Inizialmente, per l’appoggio femminile che si dimostrava essenziale per il lavoro dei missionari sul campo, il fondatore si avvalse della collaborazione delle suore fondate da san Giuseppe Benedetto Cottolengo, suo contemporaneo. In seguito, pressato dalle molte richieste che gli giungevano dalle missioni e soprattutto da mons. Filippo Perlo, Vicario Apostolico del Kenya, si decise a fondare l’Istituto delle Suore Missionarie della Consolata. Lo stesso papa Pio X durante un’udienza lo aveva esortato a farlo, e poiché don Giuseppe esitava sostenendo di non averne la vocazione, gli aveva detto deciso: «Se non ce l’avete, ve la do io!». Il 3 novembre 1913 le prime quindici suore partivano anch’esse per il Kenya. Oggi sono diffuse, come i Missionari, in Africa e nelle Americhe.
Pur rimanendo sempre sacerdote secolare, volle per i membri del suo Istituto i voti religiosi perché considerava questa forma di vita lo strumento migliore per favorire l’attività di evangelizzazione dei suoi missionari.

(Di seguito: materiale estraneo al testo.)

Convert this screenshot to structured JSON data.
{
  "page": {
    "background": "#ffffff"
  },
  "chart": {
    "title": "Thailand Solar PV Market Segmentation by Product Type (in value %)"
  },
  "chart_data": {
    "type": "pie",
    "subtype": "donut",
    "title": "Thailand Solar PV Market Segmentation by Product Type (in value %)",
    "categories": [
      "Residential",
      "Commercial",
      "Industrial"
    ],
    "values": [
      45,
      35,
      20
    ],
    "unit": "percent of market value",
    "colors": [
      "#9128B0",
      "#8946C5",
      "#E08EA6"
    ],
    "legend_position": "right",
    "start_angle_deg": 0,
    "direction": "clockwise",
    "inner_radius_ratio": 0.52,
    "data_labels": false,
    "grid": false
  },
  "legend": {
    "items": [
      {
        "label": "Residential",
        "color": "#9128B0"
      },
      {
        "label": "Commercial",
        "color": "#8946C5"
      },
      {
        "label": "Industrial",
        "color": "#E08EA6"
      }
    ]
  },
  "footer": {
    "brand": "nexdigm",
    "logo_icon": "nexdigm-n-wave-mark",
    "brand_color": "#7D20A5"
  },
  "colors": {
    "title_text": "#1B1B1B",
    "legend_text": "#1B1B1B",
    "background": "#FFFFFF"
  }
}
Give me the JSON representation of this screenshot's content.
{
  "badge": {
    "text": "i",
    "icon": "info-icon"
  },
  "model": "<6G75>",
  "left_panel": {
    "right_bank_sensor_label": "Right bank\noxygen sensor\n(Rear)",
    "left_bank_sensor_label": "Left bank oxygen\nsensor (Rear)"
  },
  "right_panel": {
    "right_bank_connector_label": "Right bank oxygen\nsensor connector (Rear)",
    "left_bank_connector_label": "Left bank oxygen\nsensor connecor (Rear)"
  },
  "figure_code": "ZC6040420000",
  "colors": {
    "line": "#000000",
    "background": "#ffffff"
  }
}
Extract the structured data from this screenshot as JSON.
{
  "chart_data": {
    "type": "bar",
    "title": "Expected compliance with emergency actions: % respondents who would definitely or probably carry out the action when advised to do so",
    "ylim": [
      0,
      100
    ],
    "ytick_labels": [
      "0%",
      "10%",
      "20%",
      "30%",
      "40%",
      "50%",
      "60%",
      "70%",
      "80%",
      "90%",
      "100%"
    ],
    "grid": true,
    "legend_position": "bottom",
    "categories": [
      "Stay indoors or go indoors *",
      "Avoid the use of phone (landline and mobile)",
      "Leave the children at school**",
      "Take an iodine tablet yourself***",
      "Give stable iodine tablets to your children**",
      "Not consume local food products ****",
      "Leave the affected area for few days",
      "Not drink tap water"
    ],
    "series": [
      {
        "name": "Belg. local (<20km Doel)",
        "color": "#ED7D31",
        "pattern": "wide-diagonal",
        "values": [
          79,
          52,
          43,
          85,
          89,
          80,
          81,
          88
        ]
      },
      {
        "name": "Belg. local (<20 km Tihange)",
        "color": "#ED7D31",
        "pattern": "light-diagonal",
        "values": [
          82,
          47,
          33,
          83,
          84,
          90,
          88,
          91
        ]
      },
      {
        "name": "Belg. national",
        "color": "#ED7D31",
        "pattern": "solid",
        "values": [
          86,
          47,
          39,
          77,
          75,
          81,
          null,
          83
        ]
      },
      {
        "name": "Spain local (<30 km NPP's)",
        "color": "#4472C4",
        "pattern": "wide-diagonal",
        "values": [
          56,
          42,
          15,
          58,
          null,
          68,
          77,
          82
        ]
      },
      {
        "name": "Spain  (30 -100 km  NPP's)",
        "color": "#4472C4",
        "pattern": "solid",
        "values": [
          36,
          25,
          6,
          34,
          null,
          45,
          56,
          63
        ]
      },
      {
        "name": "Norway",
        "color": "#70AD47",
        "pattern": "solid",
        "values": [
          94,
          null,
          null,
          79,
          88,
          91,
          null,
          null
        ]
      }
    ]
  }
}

Propaganda Fide, il dicastero vaticano che occupa delle missioni, appoggiò fin dall’inizio le due nuove congregazioni, come pure Pio X. Oltre a preoccuparsi dello sviluppo dei suoi istituti, il fondatore si dedicò con zelo indefesso alla formazione dei loro membri con contatti personali e conferenze spirituali. Era solito dire: «Prima santi e poi missionari… non è il numero che conta, ma la qualità, il buono spirito».
L’Allamano contribuì anche efficacemente a condurre a termine il processo di beatificazione dello zio don Cafasso, che fu elevato alla gloria degli altari da Pio XI il 3 maggio 1925. Dopo aver assistito alla cerimonia, egli cantò il suo “nunc dimittis”, perché la sua salute già compromessa peggiorò sensibilmente. A chi pregava per la sua guarigione, egli rispondeva: «Solo questo io voglio, il compimento della volontà di Dio… Paradiso! Paradiso! Oh, sì, fra poco vado alle nozze!». Morì di polmonite il 16 febbraio 1926. Ai suoi funerali prese parte una folla incredibile. Le sue spoglie, traslate dal cimitero torinese dove erano state sepolte dopo la morte, riposano ora nella cappella della casa-madre dei Missionari della Consolata a Torino. Giovanni Paolo II ne riconobbe l’eroicità delle virtù nel 1989 e lo beatificò il 7 ottobre 1990.